From: James Clark <james.clark@arm.com>
To: linux-arm-kernel@lists.infradead.org,
linux-perf-users@vger.kernel.org, suzuki.poulose@arm.com
Cc: James Clark <james.clark@arm.com>,
Catalin Marinas <catalin.marinas@arm.com>,
Will Deacon <will@kernel.org>, Jonathan Corbet <corbet@lwn.net>,
Russell King <linux@armlinux.org.uk>,
Marc Zyngier <maz@kernel.org>,
Oliver Upton <oliver.upton@linux.dev>,
James Morse <james.morse@arm.com>,
Zenghui Yu <yuzenghui@huawei.com>,
Mark Rutland <mark.rutland@arm.com>,
Reiji Watanabe <reijiw@google.com>,
Zaid Al-Bassam <zalbassam@google.com>,
Geert Uytterhoeven <geert+renesas@glider.be>,
linux-doc@vger.kernel.org, linux-kernel@vger.kernel.org,
kvmarm@lists.linux.dev
Subject: [PATCH v3 2/3] arm64: perf: Add support for event counting threshold
Date: Tue, 10 Oct 2023 15:15:42 +0100 [thread overview]

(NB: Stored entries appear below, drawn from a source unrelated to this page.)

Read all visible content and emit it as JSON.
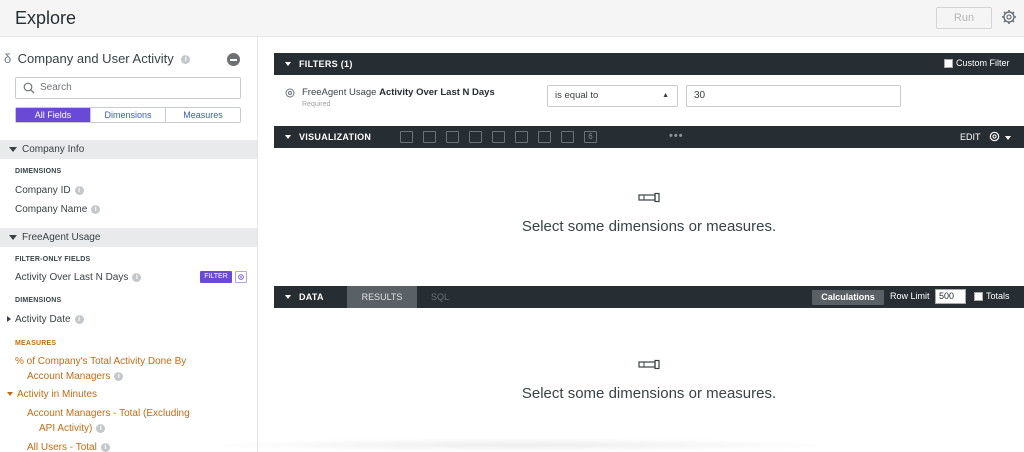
{
  "header": {
    "title": "Explore",
    "run_label": "Run",
    "settings_icon": "gear-icon"
  },
  "sidebar": {
    "model_title": "Company and User Activity",
    "search_placeholder": "Search",
    "segments": [
      "All Fields",
      "Dimensions",
      "Measures"
    ],
    "groups": {
      "company_info": {
        "label": "Company Info",
        "dimensions_label": "DIMENSIONS",
        "fields": [
          "Company ID",
          "Company Name"
        ]
      },
      "freeagent_usage": {
        "label": "FreeAgent Usage",
        "filter_only_label": "FILTER-ONLY FIELDS",
        "filter_only_field": "Activity Over Last N Days",
        "filter_badge": "FILTER",
        "dimensions_label": "DIMENSIONS",
        "dimension_field": "Activity Date",
        "measures_label": "MEASURES",
        "measure_1_line1": "% of Company's Total Activity Done By",
        "measure_1_line2": "Account Managers",
        "measure_group": "Activity in Minutes",
        "measure_2_line1": "Account Managers - Total (Excluding",
        "measure_2_line2": "API Activity)",
        "measure_3": "All Users - Total"
      }
    }
  },
  "filters": {
    "bar_label": "FILTERS (1)",
    "custom_filter_label": "Custom Filter",
    "field_prefix": "FreeAgent Usage",
    "field_name": "Activity Over Last N Days",
    "required_label": "Required",
    "operator": "is equal to",
    "value": "30"
  },
  "visualization": {
    "bar_label": "VISUALIZATION",
    "edit_label": "EDIT",
    "single_value_icon_text": "6",
    "empty_message": "Select some dimensions or measures."
  },
  "data": {
    "bar_label": "DATA",
    "tab_results": "RESULTS",
    "tab_sql": "SQL",
    "calculations_label": "Calculations",
    "row_limit_label": "Row Limit",
    "row_limit_value": "500",
    "totals_label": "Totals",
    "empty_message": "Select some dimensions or measures."
  },
  "colors": {
    "accent": "#6a49d6",
    "bar_dark": "#262d33",
    "measure_orange": "#c36b14"
  }
}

Message-ID: <20231010141551.2262059-3-james.clark@arm.com> (raw)
In-Reply-To: <20231010141551.2262059-1-james.clark@arm.com>
FEAT_PMUv3_TH (Armv8.8) permits a PMU counter to increment only on
events whose count meets a specified threshold condition. For example if
PMEVTYPERn.TC (Threshold Control) is set to 0b101 (Greater than or
equal, count), and the threshold is set to 2, then the PMU counter will
now only increment by 1 when an event would have previously incremented
the PMU counter by 2 or more on a single processor cycle.
Three new Perf event config fields, 'threshold', 'threshold_compare' and
'threshold_count' have been added to control the feature.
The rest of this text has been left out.